Hacker News new | ask | show | jobs
by StillBored 1950 days ago
NFS is notorious for breaking kernel and application assumptions about posix. Linux falls into this trap in various ways too in an effort to simplify the common cases. Timeouts might be appropriate for read/open/etc calls but in a way the problems are worse on the write/close/etc side.

Reading the close() manpage hints at some of those problems, but fundamentally posix sync file io isn't well suited to handling space and io errors which are deferred from the originating call. Consider write()'s which are buffered by the kernel but can't be completed due to network or out of space consideration. A naive reading of write() would imply that errors should be immediately returned so that the application can know the latest write/record update failed. Yet what really happens is that for performance reasons the data from those calls is allowed to be buffered. Leading to a situation where an IO call may return a failure as a result of failure at some point in the past. Given all the ways this can happen, the application cannot accurately determine what was actually written, if anything, since the last serialization event (which is itself another set of problems).

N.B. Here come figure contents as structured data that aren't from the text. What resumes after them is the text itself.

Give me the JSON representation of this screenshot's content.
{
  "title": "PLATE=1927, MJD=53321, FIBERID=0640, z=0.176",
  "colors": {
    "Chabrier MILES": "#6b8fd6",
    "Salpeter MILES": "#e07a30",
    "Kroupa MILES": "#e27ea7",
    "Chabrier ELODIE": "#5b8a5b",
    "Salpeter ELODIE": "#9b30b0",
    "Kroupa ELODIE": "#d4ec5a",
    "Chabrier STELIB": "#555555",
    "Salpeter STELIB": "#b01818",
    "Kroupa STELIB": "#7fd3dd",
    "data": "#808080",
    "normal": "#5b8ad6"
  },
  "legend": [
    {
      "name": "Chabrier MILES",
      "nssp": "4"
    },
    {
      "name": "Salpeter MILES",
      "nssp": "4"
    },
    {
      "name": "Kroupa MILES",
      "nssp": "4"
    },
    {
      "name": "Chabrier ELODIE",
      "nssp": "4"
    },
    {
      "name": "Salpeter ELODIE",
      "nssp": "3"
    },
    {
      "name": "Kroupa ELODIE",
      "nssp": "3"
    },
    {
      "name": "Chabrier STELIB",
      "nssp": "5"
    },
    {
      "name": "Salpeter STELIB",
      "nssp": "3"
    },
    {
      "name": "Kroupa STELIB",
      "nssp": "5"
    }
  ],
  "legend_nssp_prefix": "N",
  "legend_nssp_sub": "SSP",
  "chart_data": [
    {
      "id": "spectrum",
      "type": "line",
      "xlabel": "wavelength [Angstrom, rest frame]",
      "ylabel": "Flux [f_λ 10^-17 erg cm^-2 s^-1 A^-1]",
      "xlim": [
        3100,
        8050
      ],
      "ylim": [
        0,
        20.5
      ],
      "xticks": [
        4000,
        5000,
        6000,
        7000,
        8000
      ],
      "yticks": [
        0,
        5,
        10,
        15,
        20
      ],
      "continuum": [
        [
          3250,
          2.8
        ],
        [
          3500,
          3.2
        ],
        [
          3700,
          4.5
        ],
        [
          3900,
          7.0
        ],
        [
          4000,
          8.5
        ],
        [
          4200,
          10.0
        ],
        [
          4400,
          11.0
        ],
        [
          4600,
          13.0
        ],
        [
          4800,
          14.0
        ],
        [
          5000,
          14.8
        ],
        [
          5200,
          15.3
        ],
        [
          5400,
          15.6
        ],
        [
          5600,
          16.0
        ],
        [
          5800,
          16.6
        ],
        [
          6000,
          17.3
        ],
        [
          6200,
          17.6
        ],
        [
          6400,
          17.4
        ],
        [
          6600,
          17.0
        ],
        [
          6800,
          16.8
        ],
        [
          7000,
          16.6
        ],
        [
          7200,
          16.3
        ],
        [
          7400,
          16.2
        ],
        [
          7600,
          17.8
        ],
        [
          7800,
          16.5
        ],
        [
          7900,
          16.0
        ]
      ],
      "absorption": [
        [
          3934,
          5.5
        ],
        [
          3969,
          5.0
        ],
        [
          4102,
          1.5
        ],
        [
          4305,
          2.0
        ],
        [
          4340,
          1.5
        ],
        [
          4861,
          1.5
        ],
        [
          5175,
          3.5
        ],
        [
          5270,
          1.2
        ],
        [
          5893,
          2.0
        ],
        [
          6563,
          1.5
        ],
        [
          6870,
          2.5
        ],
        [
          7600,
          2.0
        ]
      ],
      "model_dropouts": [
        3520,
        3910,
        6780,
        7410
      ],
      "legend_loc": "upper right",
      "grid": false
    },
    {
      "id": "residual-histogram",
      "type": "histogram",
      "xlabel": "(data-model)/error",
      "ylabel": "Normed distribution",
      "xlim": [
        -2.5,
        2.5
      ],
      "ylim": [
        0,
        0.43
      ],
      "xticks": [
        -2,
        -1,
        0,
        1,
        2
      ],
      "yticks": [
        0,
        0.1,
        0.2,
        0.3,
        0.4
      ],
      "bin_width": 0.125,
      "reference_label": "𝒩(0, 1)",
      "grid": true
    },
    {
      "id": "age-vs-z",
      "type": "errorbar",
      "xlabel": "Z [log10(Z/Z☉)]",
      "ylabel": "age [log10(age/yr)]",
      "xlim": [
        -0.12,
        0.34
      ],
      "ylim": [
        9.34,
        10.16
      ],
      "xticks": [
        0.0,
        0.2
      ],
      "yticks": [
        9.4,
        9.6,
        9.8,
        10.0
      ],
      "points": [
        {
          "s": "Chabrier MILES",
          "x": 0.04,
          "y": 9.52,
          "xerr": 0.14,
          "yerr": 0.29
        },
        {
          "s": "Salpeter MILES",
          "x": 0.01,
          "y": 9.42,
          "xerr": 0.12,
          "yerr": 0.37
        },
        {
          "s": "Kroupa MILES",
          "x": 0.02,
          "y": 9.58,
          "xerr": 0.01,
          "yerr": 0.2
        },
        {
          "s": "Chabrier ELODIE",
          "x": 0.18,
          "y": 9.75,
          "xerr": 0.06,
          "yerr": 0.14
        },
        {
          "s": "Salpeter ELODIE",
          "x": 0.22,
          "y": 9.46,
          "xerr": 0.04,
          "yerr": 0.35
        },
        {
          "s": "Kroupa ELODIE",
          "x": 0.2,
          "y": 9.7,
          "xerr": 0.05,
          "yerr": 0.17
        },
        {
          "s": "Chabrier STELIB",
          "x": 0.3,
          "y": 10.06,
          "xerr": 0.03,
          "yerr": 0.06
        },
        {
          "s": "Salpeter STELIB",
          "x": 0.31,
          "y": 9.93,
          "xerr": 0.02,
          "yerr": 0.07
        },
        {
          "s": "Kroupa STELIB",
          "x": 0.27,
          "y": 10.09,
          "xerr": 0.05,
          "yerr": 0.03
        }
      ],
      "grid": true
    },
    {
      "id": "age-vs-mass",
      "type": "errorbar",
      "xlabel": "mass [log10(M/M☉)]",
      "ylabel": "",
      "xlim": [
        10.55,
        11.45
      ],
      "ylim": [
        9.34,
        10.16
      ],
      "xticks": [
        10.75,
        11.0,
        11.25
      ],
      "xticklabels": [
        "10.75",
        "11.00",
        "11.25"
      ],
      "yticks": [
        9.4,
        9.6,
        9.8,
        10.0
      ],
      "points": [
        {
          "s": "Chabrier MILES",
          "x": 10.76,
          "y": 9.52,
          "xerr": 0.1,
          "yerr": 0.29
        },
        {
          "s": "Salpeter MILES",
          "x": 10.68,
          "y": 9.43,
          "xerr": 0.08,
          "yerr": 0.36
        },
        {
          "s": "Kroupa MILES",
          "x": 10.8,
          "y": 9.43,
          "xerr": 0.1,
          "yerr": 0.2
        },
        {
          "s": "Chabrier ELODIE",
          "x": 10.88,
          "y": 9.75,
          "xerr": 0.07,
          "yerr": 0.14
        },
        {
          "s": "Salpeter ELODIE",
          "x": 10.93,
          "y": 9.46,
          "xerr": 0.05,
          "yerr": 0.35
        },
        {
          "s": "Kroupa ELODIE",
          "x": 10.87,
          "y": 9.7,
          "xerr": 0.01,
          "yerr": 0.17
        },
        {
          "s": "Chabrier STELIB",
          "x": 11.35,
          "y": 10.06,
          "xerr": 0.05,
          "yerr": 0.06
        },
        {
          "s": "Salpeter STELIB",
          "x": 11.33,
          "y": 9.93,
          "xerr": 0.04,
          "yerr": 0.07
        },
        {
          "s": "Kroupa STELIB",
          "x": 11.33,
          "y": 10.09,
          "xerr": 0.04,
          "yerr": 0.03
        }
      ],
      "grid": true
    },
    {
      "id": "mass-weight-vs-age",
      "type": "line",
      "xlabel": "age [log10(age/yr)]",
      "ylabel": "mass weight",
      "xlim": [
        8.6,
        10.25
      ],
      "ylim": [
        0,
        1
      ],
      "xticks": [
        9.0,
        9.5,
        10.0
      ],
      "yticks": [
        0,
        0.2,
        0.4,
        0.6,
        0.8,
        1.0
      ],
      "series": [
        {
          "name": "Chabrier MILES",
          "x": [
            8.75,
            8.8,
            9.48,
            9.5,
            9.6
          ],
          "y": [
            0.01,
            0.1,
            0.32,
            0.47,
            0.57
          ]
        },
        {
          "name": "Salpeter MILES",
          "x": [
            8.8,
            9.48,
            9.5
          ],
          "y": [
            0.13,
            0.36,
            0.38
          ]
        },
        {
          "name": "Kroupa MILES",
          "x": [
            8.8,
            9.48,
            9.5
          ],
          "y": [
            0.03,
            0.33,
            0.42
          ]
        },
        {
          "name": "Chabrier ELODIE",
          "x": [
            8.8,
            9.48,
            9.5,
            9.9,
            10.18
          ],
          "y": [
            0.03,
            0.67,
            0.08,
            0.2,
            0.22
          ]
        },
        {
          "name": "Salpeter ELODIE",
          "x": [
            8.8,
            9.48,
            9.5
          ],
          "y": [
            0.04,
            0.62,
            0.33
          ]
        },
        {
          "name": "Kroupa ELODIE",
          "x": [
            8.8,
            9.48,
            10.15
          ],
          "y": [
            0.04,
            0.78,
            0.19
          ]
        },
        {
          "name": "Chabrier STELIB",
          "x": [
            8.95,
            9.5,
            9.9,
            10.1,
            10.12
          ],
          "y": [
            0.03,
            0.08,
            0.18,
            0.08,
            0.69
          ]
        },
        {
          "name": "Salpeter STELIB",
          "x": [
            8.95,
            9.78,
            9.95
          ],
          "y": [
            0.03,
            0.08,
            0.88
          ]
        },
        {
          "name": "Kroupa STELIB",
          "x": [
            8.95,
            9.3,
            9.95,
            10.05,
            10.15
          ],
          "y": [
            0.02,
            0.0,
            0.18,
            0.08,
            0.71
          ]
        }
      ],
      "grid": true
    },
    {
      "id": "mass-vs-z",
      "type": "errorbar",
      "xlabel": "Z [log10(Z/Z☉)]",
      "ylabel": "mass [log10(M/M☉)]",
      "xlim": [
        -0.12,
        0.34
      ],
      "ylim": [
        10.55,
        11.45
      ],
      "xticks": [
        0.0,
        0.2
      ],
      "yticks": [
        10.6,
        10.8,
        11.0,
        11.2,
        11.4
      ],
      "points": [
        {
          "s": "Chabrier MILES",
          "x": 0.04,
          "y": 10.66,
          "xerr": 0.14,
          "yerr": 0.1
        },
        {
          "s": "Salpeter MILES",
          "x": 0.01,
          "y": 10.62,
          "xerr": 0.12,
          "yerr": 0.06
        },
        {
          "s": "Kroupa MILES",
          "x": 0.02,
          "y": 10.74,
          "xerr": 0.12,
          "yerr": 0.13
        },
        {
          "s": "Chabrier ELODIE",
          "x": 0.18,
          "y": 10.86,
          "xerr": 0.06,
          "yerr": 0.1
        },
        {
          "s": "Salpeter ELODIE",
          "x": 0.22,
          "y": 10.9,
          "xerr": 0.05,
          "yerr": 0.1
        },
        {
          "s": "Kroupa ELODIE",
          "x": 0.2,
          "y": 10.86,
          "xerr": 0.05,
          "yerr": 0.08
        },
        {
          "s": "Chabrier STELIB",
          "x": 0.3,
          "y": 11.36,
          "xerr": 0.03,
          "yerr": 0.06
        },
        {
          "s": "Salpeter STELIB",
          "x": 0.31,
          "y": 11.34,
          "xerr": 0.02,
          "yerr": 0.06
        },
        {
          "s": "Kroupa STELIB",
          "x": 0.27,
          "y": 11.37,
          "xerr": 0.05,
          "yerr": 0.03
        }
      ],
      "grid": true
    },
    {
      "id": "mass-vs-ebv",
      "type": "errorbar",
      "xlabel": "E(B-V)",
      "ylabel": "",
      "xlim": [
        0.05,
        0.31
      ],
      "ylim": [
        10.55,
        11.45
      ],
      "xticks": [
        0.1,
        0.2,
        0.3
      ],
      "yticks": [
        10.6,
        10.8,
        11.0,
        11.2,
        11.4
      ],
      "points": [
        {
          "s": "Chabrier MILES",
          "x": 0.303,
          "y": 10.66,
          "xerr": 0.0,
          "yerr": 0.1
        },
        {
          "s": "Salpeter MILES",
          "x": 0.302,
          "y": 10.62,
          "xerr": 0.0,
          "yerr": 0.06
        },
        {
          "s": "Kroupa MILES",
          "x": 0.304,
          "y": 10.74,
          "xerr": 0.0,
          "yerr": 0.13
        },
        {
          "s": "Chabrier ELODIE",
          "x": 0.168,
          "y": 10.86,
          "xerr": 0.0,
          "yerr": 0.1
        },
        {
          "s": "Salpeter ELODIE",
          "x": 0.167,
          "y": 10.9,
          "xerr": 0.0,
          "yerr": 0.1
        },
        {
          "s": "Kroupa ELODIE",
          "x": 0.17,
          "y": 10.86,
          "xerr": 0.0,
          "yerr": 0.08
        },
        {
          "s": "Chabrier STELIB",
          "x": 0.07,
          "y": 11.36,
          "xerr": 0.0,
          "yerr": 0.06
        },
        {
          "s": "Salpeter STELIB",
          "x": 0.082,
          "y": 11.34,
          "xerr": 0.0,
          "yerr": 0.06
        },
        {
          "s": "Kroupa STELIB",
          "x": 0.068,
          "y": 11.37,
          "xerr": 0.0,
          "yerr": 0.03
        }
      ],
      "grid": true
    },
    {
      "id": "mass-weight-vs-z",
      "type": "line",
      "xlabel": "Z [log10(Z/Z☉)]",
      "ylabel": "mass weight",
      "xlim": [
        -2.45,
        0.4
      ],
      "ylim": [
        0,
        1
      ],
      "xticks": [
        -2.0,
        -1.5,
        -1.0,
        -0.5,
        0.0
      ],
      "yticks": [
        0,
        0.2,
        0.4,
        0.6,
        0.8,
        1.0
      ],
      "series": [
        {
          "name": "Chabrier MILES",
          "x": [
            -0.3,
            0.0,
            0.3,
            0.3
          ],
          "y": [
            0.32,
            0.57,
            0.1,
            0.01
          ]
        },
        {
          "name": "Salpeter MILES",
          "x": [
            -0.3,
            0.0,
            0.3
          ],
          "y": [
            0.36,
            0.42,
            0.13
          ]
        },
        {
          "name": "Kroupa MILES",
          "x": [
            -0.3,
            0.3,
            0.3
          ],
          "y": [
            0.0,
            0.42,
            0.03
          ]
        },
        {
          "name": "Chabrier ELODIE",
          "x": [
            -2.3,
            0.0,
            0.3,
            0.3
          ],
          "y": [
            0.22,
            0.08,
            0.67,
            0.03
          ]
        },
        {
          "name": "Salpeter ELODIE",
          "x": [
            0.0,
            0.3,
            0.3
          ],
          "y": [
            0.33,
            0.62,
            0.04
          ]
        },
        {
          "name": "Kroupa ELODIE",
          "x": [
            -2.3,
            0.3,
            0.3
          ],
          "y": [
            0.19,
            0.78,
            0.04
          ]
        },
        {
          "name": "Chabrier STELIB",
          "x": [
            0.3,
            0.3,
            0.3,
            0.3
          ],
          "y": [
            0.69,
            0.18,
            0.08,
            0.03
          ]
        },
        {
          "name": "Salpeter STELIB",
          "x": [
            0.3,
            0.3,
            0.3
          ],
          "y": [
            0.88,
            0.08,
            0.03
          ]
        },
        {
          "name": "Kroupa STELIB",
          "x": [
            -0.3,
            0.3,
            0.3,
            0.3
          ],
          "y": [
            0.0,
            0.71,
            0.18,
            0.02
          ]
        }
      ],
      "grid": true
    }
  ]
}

edit: this also gets into the ugly case about the state of the fd being unspecified (per posix) following close failures. So per posix the correct response is to retry close(), while simultaneously assuring that open()s aren't happening anywhere. Linux simplifies this a bit by implying the FD is closed, but that has its own issues.

1 comments

I understand the reasoning, but at the same time wonder if this isn't perfect being the enemy of good? Since there is no case where a timeout/error style exit can be guaranteed to never lose data we instead lock the entire box up when a NFS server goes AWOL. This still causes the data to be lost, but also brings down everything else.
Well, soft mounts should keep the entire machine from dying, unless your running critical processes off the NFS mount. Reporting/debugging these cases can be fruitful.

OTOH, PXE/HTTPS+NFS root is a valid config, and there isn't really anyway to avoid machine/client death when the NFS goes offline for an extended period. Even without NFS linux has gotten better at dealing with full filesystems, but even that is still hit or miss.